Notably, eight copy number variations (CNVs) - nearly half of the infant’s 17 total adverse CNVs - were de novo. The de novo pathogenic CNVs accounted for 42% (8/19) of the total de novo adverse mutated genes (Table 2); however, the minor allele frequencies of these CNVs were below 0.05 in the Human Gene Mutation Database and our in-house database (Joy Oriental Co., Table 2). Of these CNVs, six lacked the relevant information about their function, except the exon deletion in Rho Guanine Nucleotide Exchange Factor 5 (ARHGEF5, exon 2-12, 13,006 bp) and Opsin 1, Medium Wave Sensitive 2 (OPN1MW2, exon 1-6, 13,365 bp). The ARHGEF5 and OPN1MW2 gene products are crucial proteins that transduce external environmental cues into cellular signals across the cell membrane. Indeed, most CNVs do not encode important genes related to development and are thought to be subjected to adaptation to different environments.¹⁴ Here, these recurrent de novo pathogenic CNVs in the patient remind us about the environmental influence on genetic components.
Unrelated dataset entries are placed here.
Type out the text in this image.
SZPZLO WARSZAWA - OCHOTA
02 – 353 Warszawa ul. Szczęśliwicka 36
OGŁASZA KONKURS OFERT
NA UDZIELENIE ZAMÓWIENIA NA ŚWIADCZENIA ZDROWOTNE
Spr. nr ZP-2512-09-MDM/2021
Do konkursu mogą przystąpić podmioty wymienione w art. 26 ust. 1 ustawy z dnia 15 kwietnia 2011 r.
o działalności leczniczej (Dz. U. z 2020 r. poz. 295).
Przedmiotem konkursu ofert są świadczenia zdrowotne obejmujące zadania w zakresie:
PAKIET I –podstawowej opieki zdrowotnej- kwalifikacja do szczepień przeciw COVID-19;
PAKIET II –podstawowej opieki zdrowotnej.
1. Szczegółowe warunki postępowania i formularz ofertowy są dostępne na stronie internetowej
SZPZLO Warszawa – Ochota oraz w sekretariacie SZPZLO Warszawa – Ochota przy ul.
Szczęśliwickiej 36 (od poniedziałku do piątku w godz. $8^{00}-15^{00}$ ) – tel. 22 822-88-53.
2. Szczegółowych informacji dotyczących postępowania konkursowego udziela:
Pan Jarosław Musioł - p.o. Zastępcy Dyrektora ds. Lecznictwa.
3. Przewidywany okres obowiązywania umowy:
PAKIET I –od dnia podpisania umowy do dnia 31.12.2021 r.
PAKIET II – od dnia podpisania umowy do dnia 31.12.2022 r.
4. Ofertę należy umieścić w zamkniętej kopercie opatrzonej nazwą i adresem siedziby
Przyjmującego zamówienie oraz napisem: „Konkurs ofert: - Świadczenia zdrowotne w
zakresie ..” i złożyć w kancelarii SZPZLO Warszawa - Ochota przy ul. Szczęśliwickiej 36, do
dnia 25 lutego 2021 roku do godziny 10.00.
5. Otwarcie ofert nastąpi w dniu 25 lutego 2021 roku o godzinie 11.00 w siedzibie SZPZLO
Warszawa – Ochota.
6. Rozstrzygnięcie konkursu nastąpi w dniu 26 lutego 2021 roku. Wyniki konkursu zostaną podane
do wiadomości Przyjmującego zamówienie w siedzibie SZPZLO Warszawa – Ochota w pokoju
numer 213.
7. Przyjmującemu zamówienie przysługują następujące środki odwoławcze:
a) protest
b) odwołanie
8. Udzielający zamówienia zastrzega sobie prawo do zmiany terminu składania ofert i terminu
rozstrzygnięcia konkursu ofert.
In total, four missense, four frameshift, three noncoding, two splice-site, one in-frame deletion and one stop gain variant which were predicted to be pathogenic/likely pathogenic, were de novo (Table 2). Interestingly two heterozygous pathogenic variants in mitogen-activated protein kinase 8 interacting kinases 1 and 2 (MNK1 and MNK2) were de novo: one MNK1 noncoding variant c.679 C>T in chromosome 11 (exon 12, MAF = 0.000046) and the other MNK2 missense variant c.1816 G>A in chromosome 22 (exon 6, MAF unknown). Both MNK1 and MNK2 are serine/threonine kinases from the Ca²⁺/calmodulin-dependent kinase family and take part in initiating mRNA translation in response to MAPK signaling, accordingly playing important roles concerning environmental stress and cytokines.¹⁵ Also, four de novo pathogenic variants, including one homozygous missense variant c.11801C>T (MAF = 0.016), accumulated in the cell surface-associated Mucin 4 gene (MUC4). Mucins are integral membrane glycoproteins on the cell surface. As the major constituents of mucus, mucins protect epithelial cells from outward stimuli. Additionally, two de novo heterozygous pathogenic variants c.1162-4(IVS9) insG (MAF unknown) and c.1162-5(IVS9) A>T (MAF = 0.000008) were detected in the Rad1-like checkpoint DNA exonuclease gene (RAD21). The RAD21 gene encodes the major cohesion subunit, known as the component of a heterotrimeric cell cycle checkpoint complex, regulating the segregation of sister chromatids in cell cycle progression and connecting inducible gene expression in response to diverse stimuli.¹⁶ It is assumed that the proband’s genes with de novo pathogenic variants, including the disease-causing GJB2 c.262G>C (p.A88P), were the key participants immediately linking the external stimuli and cellular signals. Therefore, we think that the causes of all these de novo adverse variants in the affected infant might.be directly linked to the fetal/maternal environmental factors.

Underlying data

Open Science Framework: Whole-exome sequencing of de novo genetic variants in a Chinese family with a sporadic case of congenital nonsyndromic hearing loss. https://doi.org/10.17605/OSF.IO/DS7TW.²²

This project contains the following underlying data:

NCBI Gene: Exome sequencing of a Chinese family with a sporadic congenital NSHL. Accession number PRJNA688744.

Data are available under the terms of the Creative Commons Attribution 4.0 International license (CC-BY 4.0).